7

1.1K 94 1
                                    

Rena tidak mengerti apa yang terjadi pada dirinya. Rasanya lelah sekali. Lelah dengan segala keadaan. Dia tidak nyaman berada di tempat kerja, tidak nyaman berada di rumah. Tidak ada tempat yang membuatnya nyaman. Dan rasanya itu melelahkan.

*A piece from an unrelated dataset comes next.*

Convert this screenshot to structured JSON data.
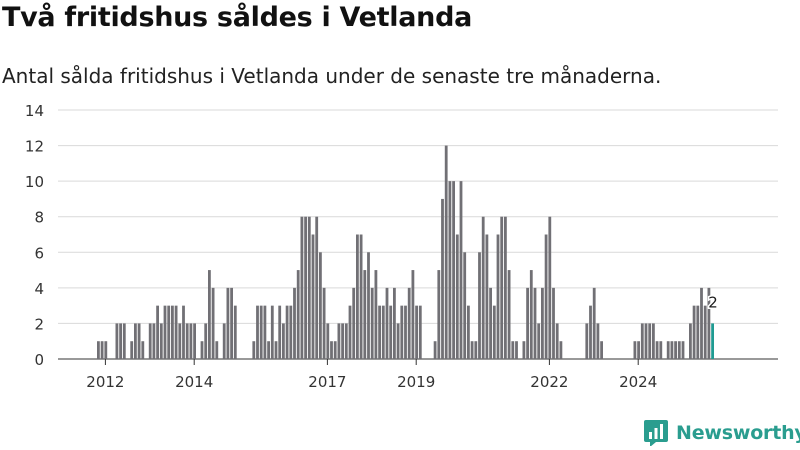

Ada rasa benci pada diri sendiri karena dia merasa begitu emosional dan berlebihan. Seharusnya dia hanya perlu menjalani hidupnya saja. Tapi entah kenapa rasanya susah. Pikirannya mulai terbiasa membisikkan kalimat 'Hari ini apalagi masalahnya? Apa lagi yang bakal bikin bang Edgar marah?' setiap pagi sebelum berangkat kerja. Dan itu membuatnya tidak nyaman. Pikirannya tidak pernah berhenti merasa khawatir. Setiap hari rasanya menyakitkan karena dia harus terus bertahan. Setiap malam rasanya melelahkan karena dia seringkali menangis.

Dia tidak tahan lagi rasanya, sungguh.

Ini sudah beberapa hari sejak Edgar memarahinya masalah pembayaran nota. Dan selama beberapa hari ini dalam kondisi sadar Rena semakin menarik diri dan membangun tembok tinggi diantara dirinya dan Edgar. Rena berusaha menjawab dengan baik ketika Edgar mengajaknya bicara. Tapi dia nyaris tidak pernah mengajak Edgar bicara lebih dulu, bahkan jika mereka tengah berada di rumah sekalipun.

Keadaan yang sungguh berbanding terbalik dengan dulu. Dulu, dia bertingkah seperti itu kepada Ega. Namun sekarang, dia justru lebih sering menemui Ega meskipun berujung dengan keduanya sama-sama diam atau bahkan hanya tidur bersama.

Mendadak Rena merindukan masa lalu, tapi dia teringat perkataan Ega 'Waktu akan terus berjalan dan keadaan akan terus berubah.'

Rena memperhatikan tampilannya di cermin sebelum beranjak keluar kamar. Dia berjalan ke arah meja makan, bersiap sarapan. Hanya ada Arum dan Ratna yang duduk di dekat pintu yang menghubungkan antara dapur dan ruang makan, berbincang pelan masalah kondisi Ega di sana. Rena bergabung tanpa mengatakan apapun, dia hanya berniat sarapan. Yang dia dengar, Edgar dan Arum sudah setuju untuk mendaftarkan nama Ega sebagai penerima donor hati. Pikiran Rena terus bertanya tentang apakah kakaknya akan segera sembuh? Lalu jika Ega sembuh, bisakah Ega kembali ke toko sehingga dia bisa keluar dari sana?

Terkadang, rasanya Rena ingin menghilang saja.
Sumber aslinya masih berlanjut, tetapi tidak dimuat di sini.